Badger culls ‘are cutting bovine TB rates’

Badger culls are starting to reduce bovine tuberculosis among cattle in three areas of southern England, farm leaders have claimed.
Outbreaks of the disease are declining among beef and dairy herds on farms where badger culling is taking place in two pilot areas of Somerset and Gloucestershire – as well as a new cull area in Dorset, said the NFU.
“We may well see evidence at the end of this year that the two pilot culls in Somerset and Gloucester will have seen a huge reduction in bovine TB in those cattle herds,” said NFU president Meurig Raymond. “I guess we will see the same in Dorset.”
Case study: James Griffiths, Tibberton
Gloucestershire beef farmer James Griffiths believes the badger cull has ended his 11-year bovine TB hell.
“We have had three clear tests in a row after 11 years of constantly going down with the disease,” said Mr Griffiths, whose land at Tibberton lies in the Gloucestershire cull zone. In the latest test, carried out this September, all 1,800 animals tested across the farm went TB-free.
Mr Griffiths’ cattle have remained TB-free since last November and will now be tested annually, rather than every six months. Other farmers in the cull zone have reported fewer reactors since culling began in 2013, he said. “The general impression I get from the farmers I speak to is that there are less reactors around.”
Using controlled shooting to cull badgers was not popular with the public, acknowledged Mr Griffiths.
But he added: “People have to realise that controlling the reservoir of disease in wildlife has to be a part of the policy if we want to eradicate the disease in this country.”
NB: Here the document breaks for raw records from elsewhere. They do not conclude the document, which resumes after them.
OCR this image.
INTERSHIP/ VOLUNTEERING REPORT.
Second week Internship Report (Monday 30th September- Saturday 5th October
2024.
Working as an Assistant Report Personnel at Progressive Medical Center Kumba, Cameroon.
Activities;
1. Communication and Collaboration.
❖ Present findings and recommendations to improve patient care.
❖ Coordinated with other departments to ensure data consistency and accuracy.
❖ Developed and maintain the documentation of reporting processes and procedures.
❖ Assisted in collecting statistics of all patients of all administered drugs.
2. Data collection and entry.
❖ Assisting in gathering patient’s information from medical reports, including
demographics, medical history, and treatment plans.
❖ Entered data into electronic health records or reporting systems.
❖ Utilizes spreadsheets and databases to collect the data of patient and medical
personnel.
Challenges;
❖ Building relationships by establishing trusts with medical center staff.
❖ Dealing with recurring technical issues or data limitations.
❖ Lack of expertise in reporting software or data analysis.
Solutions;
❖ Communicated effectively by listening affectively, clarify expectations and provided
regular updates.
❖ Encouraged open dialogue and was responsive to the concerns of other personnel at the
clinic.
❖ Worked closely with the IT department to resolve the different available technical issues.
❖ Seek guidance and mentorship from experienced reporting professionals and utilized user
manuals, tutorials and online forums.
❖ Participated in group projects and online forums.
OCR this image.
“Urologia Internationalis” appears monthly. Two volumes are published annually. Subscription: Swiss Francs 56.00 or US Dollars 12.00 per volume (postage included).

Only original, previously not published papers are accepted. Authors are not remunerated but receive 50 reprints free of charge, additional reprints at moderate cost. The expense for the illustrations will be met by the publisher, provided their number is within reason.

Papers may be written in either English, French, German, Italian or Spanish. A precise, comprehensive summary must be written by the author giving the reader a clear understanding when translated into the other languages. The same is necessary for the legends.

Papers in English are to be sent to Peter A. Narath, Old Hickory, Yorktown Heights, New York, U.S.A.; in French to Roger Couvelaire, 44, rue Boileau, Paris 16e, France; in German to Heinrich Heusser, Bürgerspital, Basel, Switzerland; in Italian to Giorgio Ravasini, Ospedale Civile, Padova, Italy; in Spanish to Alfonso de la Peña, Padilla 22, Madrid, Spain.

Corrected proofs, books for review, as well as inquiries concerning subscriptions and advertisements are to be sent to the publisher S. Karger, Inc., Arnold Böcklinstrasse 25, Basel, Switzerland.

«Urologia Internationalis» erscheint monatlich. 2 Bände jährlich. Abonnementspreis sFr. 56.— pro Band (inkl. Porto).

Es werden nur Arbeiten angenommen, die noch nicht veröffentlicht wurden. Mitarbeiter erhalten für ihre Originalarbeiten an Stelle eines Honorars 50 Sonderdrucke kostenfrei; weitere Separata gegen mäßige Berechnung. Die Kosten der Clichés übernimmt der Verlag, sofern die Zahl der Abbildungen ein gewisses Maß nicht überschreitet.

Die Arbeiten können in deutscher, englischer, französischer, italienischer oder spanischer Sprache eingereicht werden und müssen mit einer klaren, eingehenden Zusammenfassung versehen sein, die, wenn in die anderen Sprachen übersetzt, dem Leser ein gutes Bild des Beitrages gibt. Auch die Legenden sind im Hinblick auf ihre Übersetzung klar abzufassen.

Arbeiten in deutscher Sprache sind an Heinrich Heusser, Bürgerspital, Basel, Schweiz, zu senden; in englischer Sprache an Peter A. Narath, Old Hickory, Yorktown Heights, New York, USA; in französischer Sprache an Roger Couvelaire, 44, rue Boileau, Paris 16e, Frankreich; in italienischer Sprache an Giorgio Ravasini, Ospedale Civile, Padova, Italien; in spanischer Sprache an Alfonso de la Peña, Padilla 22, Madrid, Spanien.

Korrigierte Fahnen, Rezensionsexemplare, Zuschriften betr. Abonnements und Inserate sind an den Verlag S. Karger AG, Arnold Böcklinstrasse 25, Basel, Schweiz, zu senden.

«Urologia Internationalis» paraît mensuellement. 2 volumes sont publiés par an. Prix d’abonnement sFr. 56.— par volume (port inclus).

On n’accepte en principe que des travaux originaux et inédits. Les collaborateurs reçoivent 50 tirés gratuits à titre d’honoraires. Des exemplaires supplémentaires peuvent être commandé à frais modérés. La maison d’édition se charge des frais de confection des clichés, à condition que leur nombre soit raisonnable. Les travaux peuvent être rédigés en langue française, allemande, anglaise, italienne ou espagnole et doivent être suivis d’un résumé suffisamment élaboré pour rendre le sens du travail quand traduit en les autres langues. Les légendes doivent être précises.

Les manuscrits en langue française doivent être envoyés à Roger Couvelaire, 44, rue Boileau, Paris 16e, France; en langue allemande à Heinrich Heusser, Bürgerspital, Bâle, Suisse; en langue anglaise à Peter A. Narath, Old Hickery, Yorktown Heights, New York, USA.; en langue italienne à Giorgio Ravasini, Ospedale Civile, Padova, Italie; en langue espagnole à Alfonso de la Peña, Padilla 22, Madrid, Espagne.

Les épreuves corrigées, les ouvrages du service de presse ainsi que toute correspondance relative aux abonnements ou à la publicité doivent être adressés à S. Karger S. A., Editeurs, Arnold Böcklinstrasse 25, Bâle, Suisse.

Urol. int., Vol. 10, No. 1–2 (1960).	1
Culling was reducing the disease in England – unlike vaccination, which was failing to reduce TB in Wales, Mr Raymond told a fringe meeting hosted by the NFU and the Food and Drink Federation at the Labour Party conference in Brighton on Monday (28 September).
This is the third year pilot badger culls have taken place in Somerset and Gloucestershire.
The government gave the go-ahead for badger culling in Dorset this summer – a decision that Defra said represented the “cautious rollout” of the policy rather than another pilot zone.
The six-week culling operation in all three counties is due to finish in two weeks.
The government’s Animal Health and Plant Agency will publish formal results of TB levels among cattle in the cull zones later this year.
Animal welfare campaigners claim the culls are ineffective and inhumane – and could even spread TB as diseased badgers flee the cull zones.
But a spokesman for Gloscon, the company undertaking badger culling in Gloucestershire, said the operation had been “going very well” this year.
In Somerset, NFU county chairman James Small said: “Culling in the Somerset area is going well. Protest action is no more or less than in previous years. Everyone is reasonably confident they will be able to achieve targets. It looks as if the disease incidence is dropping.”
In Dorset, an NFU source said: “It is going reasonably well. There is some disruption [from protesters], which is gradually building up. But it is not as bad as it has been in Gloucestershire in previous years.”